Archiving - skilchen/bots GitHub Wiki

Archiving of EDI files

The current archive

Bots always uses the current archive.
The current archive is what can be seen in the bots-monitor: incoming files, outgoing files, document view etc.
Edi-files are kept 30 days in the current archive (by default, can be set via parameter maxdays in bots/config/bots.ini).
After this time the edi-files and data about their processing (like runs, incoming files, etc) are discarded.

Discussion about long term archiving

How long should edi-files be archived? There is no fixed rule about this.
Some argue that the edi-files are temporary information carriers and that the real data is processed and archived in the ERP software of you and your edi-partner.
But:

  • for eg invoices there might be legal issues about keeping the 'original invoice'. Check this! (OTOH I get a big smile thinking of legal/tax people wading though these EDI-files. ;-))
  • it might be needed to keep the original in case there are any errors or discrepancies that need to be investigated later.

The (default) 30 days of the current archive is a compromise between 'keep all data always' and performance. If all data are kept, performance will degrade in the long run.

The long term archive

Bots has an option for a long term archive.
how this works:

  • Per channel: if you specify the 'Archive path' in a channel, all files coming in or going out for that channel are archived.
  • for incoming files: archived as received (unchanged); for emails the (un-mimified) attachments are saved.
  • for outgoing files: archived as send (unchanged). If outgoing communication fails: nothing is send, so nothing is archived.
  • The long term archive contains copies of the files only. Once bots has cleaned details from it's database you will need to use tools like 'grep' to find what you need.
  • Bots creates a sub-directory per date, eg. myarchive_path/20131202, myarchive_path/20131203, etc. The sub-directories contains the edi-files archived in that day.
  • Within this daily directory, Bots uses unique numeric filenames by default.
  • Edi-files are kept 180 days in the long term archive (by default, can be set via parameter maxdaysarchive in bots/config/bots.ini). Keeping files longer will not affect performance significantly. Of course the files will occupy disc space.

Example of archiving

Archive path for channel my_inchannel is set to C:/edi/archive/my_inchannel.
Archive path for channel my_outchannel is set to C:/edi/archive/my_outchannel.

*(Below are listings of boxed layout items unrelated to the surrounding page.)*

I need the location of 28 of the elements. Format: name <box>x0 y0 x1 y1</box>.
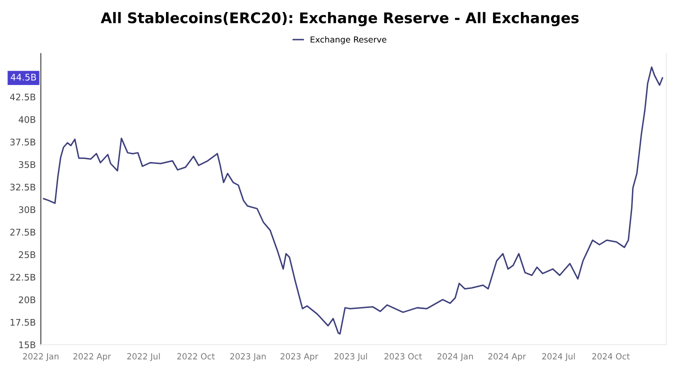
y-tick-label: 42.5B <box>10 94 36 100</box>
x-tick-label: 2024 Jan <box>437 353 473 362</box>
x-tick-label: 2022 Apr <box>73 353 112 362</box>
y-tick-label: 27.5B <box>10 228 36 236</box>
x-tick-label: 2024 Oct <box>592 353 630 360</box>
legend-label: Exchange Reserve <box>310 36 386 44</box>
x-tick-label: 2023 Jan <box>230 353 266 362</box>
y-tick-label: 30B <box>18 206 36 214</box>
y-tick-label: 15B <box>19 342 36 348</box>
y-tick-label: 35B <box>18 161 36 168</box>
x-tick-label: 2023 Jul <box>334 353 367 362</box>
y-tick-label: 22.5B <box>10 274 36 281</box>
y-tick-label: 32.5B <box>10 184 36 191</box>
x-tick-label: 2023 Apr <box>280 353 318 362</box>
x-tick-label: 2024 Jul <box>542 353 575 362</box>
y-tick-label: 17.5B <box>10 319 36 326</box>
y-tick-label: 25B <box>18 251 36 258</box>
y-tick-label: 40B <box>18 116 36 123</box>
x-tick-label: 2022 Jul <box>127 353 160 362</box>
x-tick-label: 2023 Oct <box>384 353 422 360</box>
x-tick-label: 2024 Apr <box>488 353 526 362</box>
line-series <box>42 66 664 335</box>
y-tick-label: 37.5B <box>10 138 36 146</box>
y-tick-label: 20B <box>18 296 36 304</box>
x-tick-label: 2022 Oct <box>177 353 215 360</box>
x-tick-label: 2022 Jan <box>23 353 58 362</box>
text: 44.5B <box>10 74 36 81</box>
chart-title: All Stablecoins(ERC20): Exchange Reserve - All Exchanges <box>100 12 579 26</box>
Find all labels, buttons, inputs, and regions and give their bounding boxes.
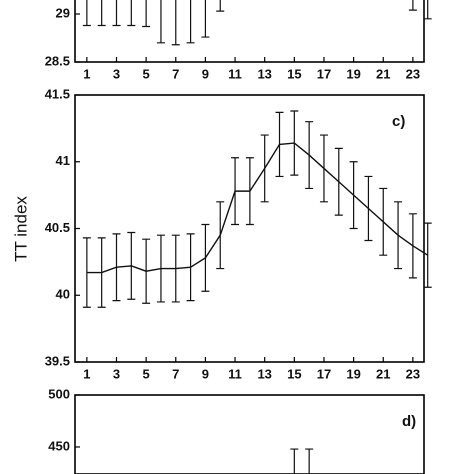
x-tick-label: 13 [257,66,271,81]
error-bar-lower [171,0,180,46]
x-tick-label: 9 [202,366,209,381]
x-tick-label: 3 [113,66,120,81]
x-tick-label: 19 [346,366,360,381]
error-bar-lower [142,0,151,28]
plot-frame [74,94,425,363]
x-tick-label: 13 [257,366,271,381]
error-bar-lower [97,0,106,27]
plot-frame [74,0,425,63]
y-tick-label: 450 [48,438,70,453]
y-tick-label: 40.5 [45,220,70,235]
y-tick-label: 39.5 [45,353,70,368]
error-bar-lower [186,0,195,44]
error-bar-upper [290,448,299,474]
error-bar-lower [82,0,91,27]
x-tick-label: 7 [172,66,179,81]
error-bar-lower [201,0,210,38]
x-tick-label: 19 [346,66,360,81]
x-tick-label: 1 [83,66,90,81]
y-tick-label: 28.5 [45,53,70,68]
mean-line [86,142,429,274]
x-tick-label: 11 [228,66,242,81]
error-bar-lower [423,0,432,20]
panel-label: c) [392,113,405,130]
x-tick-label: 1 [83,366,90,381]
y-tick-label: 40 [56,287,70,302]
x-tick-label: 7 [172,366,179,381]
y-axis-label: TT index [11,196,30,262]
x-tick-label: 9 [202,66,209,81]
error-bar-upper [305,448,314,474]
y-tick-label: 500 [48,386,70,401]
error-bar-lower [127,0,136,27]
error-bar-lower [408,0,417,11]
x-tick-label: 5 [143,66,150,81]
x-tick-label: 21 [376,366,390,381]
plot-frame [74,394,425,474]
y-tick-label: 41 [56,153,70,168]
x-tick-label: 15 [287,66,301,81]
error-bar-lower [216,0,225,12]
y-tick-label: 29 [56,5,70,20]
error-bar [82,237,91,308]
x-tick-label: 17 [317,66,331,81]
x-tick-label: 23 [406,66,420,81]
error-bar [423,222,432,288]
error-bar-lower [156,0,165,44]
x-tick-label: 17 [317,366,331,381]
y-tick-label: 41.5 [45,86,70,101]
error-bar-lower [112,0,121,27]
x-tick-label: 3 [113,366,120,381]
x-tick-label: 11 [228,366,242,381]
x-tick-label: 21 [376,66,390,81]
x-tick-label: 5 [143,366,150,381]
x-tick-label: 15 [287,366,301,381]
panel-label: d) [402,413,416,430]
x-tick-label: 23 [406,366,420,381]
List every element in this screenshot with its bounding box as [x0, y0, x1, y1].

After a few days this will looks someting like:

    C:/edi/archive/
                  my_inchannel/
                              20131202/
                                      13892848
                                      13892872
                                      13892876
                              20131203/
                                      13892991
                                      13893009
                              20131204/
                                      13893421
                  my_outchannel/
                              20131202/
                                      13892861
                                      13892886
                              20131203/
                                      13893123
                              20131204/
                                      13893479

Note: it is strongly advised to archive the file outside of the bots directories!

Additional options for long term archive

  • archiveexternalname (setting in bots/config/bots.ini). If set to True, name of archived file is the name of the incoming/outgoing file. If this name already exists in the archive: a timestamp is added to the filename; eg. order.txt becomes order_112506.txt. External filenames are only used for some channel types where the channel defines the filename (file, ftp, ftps, ftpis, sftp, mimefile, communicationscript). Default setting in bots.ini is False. New in version 3.0.

  • archivezip (setting in bots/config/bots.ini). If set to True, each archive folder will be a zip file. If you keep archives for a long time, zipping them can save a lot of disc-space; most EDI files compress to just a few percent of original size. Disadvantage: harder to search. Default setting is False. New in version 3.0.

  • user scripting for archive path. See communicationscript. Note: please archive within the archive path as set in channel, else the cleanup routines for parameter maxdaysarchive will not function.

  • user scripting for name of archive file. See communicationscript.